The prizes included pocket projectors for the first-place winners, Bose Wireless Speakers for the second-place winners and Amazon Fire Tablets for the third-place winners.
“To anyone questioning whether to do the scavenger hunt or not, you definitely should. You’ll only get to do it four times in your college career,” said Gillot. “What do you have to lose? Plus, the costumes are fun to make.”
This was also the first year that Mercyhurst North East (MNE) held a Hurst Day scavenger hunt. In years past, Mercyhurst North East students had participated in the Erie campus scavenger hunt.
“We used to bus students to the Erie campus to participate in the scavenger hunt. However, we realized that they weren’t able to participate in the scavenger hunt fairly since they didn’t go to the Erie campus,” said Michelle Simpson, director of Student Life at MNE. “So we finally got them to do it at North East, and it was a successful and great time.”
Following the scavenger hunt, the day’s events continued with games, inflatables, music and food. Uniquely, each food stand had a movie-related theme, including specific cosplay characters, music from the movie and theme-appropriate dishes.
“The goal this year was to make the food stations more interactive,” said Katie Boyd, outside administrator for Parkhurst. “So we decided on a movie theme, with characters and music at each stand.”
Featured movies included “Indiana Jones,” “Star Wars,” “Harry Potter” and “Pirates of the Caribbean.”
“I was worried about the idea at first, because you never know how people are going to react or respond,” said Boyd. “But I felt that choosing movies that people recognized would help the idea get positive feedback.”
MNE students rode buses to the main campus to participate in the afternoon activities. The buses arrived at 11:30 a.m. and departed at 3:30 p.m.

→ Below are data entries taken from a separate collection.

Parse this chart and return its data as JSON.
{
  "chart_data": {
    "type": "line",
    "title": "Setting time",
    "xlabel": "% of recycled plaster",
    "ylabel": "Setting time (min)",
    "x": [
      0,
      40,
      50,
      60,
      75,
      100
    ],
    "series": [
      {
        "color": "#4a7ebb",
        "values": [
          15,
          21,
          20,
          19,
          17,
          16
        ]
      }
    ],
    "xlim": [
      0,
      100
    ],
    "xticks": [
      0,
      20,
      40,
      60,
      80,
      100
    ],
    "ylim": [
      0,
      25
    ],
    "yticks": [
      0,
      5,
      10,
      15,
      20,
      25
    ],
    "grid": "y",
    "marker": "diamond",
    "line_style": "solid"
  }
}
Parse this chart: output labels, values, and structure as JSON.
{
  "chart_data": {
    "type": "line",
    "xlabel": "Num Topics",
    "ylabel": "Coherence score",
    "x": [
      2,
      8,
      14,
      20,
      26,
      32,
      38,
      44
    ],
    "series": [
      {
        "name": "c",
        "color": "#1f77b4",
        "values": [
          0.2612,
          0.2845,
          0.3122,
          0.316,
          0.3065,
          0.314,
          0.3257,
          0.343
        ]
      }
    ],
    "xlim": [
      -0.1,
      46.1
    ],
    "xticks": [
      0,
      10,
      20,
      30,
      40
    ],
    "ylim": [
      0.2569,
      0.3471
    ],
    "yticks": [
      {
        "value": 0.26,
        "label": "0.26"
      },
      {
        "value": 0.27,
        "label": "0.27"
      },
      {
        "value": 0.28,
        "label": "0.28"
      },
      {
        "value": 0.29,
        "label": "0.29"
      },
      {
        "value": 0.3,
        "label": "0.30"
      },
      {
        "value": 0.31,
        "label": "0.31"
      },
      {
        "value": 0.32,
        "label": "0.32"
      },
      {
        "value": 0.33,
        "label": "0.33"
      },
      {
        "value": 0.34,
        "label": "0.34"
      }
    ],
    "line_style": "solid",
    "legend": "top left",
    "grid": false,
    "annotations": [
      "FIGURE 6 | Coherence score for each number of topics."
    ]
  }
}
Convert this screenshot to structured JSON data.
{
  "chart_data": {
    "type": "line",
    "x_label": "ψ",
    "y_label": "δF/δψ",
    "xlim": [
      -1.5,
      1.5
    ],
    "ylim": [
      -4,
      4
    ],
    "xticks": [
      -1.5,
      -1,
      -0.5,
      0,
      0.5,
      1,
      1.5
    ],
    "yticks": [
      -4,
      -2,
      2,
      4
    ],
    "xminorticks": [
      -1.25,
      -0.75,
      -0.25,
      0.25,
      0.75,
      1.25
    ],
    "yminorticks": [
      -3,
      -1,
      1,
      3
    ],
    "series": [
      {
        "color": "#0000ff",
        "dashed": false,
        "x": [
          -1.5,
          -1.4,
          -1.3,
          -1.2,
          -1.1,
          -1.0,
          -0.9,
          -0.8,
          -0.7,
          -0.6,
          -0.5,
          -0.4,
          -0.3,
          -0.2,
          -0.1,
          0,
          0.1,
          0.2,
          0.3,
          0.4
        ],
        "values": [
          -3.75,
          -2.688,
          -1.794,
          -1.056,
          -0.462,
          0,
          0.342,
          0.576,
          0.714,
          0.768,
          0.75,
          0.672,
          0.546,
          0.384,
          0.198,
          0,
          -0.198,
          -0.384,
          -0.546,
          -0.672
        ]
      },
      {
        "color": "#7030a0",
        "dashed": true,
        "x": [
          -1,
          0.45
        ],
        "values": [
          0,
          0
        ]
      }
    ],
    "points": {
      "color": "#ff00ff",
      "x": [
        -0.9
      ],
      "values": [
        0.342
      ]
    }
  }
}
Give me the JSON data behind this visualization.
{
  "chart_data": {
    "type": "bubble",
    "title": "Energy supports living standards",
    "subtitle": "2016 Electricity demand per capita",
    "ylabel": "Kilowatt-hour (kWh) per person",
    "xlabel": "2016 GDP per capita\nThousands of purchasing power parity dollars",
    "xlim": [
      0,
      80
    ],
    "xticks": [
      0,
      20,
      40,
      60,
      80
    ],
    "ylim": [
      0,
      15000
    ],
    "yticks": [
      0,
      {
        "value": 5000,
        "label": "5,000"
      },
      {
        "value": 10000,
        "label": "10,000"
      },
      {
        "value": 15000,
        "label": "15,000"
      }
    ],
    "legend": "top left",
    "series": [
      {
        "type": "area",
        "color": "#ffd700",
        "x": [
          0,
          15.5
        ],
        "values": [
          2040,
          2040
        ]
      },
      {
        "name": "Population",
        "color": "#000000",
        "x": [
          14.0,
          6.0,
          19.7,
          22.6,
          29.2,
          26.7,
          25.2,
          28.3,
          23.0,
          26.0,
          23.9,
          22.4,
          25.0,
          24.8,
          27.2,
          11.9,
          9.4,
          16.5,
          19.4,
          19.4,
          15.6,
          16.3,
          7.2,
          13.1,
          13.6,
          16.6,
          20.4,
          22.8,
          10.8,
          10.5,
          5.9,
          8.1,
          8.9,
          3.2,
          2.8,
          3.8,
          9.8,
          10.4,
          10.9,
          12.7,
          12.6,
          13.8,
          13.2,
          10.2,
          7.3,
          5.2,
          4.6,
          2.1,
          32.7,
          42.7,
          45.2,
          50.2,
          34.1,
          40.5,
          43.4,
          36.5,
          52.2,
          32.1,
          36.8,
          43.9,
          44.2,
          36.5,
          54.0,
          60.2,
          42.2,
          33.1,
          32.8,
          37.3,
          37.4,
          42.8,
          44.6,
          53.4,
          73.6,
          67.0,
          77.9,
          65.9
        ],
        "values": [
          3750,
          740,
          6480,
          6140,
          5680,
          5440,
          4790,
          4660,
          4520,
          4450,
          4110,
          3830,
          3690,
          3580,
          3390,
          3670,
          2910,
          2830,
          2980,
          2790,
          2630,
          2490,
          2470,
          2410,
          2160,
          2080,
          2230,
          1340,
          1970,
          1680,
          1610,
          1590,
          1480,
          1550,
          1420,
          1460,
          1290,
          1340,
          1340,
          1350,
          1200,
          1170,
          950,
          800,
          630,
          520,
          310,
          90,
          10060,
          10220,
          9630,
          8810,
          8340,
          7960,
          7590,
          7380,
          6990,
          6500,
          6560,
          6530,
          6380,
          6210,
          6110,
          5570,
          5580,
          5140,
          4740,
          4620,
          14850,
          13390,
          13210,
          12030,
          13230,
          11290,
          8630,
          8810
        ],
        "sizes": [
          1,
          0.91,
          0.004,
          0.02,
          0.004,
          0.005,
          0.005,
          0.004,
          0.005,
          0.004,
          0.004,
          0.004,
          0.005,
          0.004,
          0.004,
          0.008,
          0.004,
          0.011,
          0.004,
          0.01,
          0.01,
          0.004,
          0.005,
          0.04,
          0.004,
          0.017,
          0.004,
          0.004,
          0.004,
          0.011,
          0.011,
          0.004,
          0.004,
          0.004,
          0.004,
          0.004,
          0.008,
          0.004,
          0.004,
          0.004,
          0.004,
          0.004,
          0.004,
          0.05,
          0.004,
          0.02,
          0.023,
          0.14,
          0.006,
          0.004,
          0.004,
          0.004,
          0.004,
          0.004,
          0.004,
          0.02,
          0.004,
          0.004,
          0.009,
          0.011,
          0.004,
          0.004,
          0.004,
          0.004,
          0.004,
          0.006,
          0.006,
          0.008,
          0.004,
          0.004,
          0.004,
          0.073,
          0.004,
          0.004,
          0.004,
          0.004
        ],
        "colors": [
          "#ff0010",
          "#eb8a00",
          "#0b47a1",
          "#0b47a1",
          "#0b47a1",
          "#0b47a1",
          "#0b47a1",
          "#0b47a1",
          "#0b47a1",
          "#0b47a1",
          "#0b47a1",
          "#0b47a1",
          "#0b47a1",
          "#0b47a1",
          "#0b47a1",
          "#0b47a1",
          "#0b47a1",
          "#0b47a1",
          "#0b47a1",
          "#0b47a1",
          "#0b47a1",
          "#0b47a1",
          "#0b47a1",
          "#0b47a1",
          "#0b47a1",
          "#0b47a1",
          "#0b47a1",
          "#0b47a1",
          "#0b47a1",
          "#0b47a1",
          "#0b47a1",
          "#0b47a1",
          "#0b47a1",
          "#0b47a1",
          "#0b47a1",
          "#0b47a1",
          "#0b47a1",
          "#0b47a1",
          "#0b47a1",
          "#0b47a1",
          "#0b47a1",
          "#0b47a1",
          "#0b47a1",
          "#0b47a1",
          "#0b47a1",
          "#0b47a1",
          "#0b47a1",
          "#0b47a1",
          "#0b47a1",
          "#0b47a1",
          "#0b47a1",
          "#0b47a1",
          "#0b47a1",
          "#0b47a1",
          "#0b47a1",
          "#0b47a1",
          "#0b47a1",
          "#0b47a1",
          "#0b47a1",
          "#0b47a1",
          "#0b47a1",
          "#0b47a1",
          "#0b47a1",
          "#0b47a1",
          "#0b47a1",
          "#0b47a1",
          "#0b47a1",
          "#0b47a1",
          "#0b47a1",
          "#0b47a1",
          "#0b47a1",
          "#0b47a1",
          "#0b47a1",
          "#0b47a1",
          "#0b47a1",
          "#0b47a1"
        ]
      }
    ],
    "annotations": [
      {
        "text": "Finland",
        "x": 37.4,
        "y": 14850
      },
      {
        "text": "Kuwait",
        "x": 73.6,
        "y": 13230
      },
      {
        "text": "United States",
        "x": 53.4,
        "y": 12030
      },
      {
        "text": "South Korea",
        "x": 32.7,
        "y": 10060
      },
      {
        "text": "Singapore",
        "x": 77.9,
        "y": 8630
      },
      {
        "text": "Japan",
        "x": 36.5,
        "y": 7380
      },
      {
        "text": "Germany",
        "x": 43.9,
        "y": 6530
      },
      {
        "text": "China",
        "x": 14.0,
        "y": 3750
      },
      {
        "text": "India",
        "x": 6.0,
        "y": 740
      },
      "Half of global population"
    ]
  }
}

“It was great to see the North East students participate with the Erie campus students,” said Simpson. “Combining the two student bodies has always been a concern. But the Erie students were very embracing of the North East students.”
The afternoon activities ended at 4 p.m., giving students an hour before the steak dinner concluded Hurst Day at 5 p.m. The steak dinner took place in both the Grotto Commons and the Laker Inn. The menu included steak, baked potato, salad, various desserts and more.
“The steak dinner is a great treat and a great way to end the day,” Boyd said.
This was also the first year that MNE held a steak dinner. As with the scavenger hunt, they had participated in the main campus steak dinner in years past.
“It’s nice to know that the students have this one day of the year to look forward to,” Simpson said.
Hurst Day is a popular event among both students and staff, giving a fun and needed break.
“This is a special event for the students that doesn’t happen everywhere, so they should participate in it and have fun with it,” McKenna said.
The goal is to improve Hurst Day each year.
“As per the president’s request, Hurst Day needs to be bigger and better each year, and I think we’ve stood true to that this year, not only with employee involvement but also with student involvement,” said Courtney Olevnik, director of donor relations. “We’re going to debrief about this Hurst Day soon and how we can make it even bigger and better for next year.”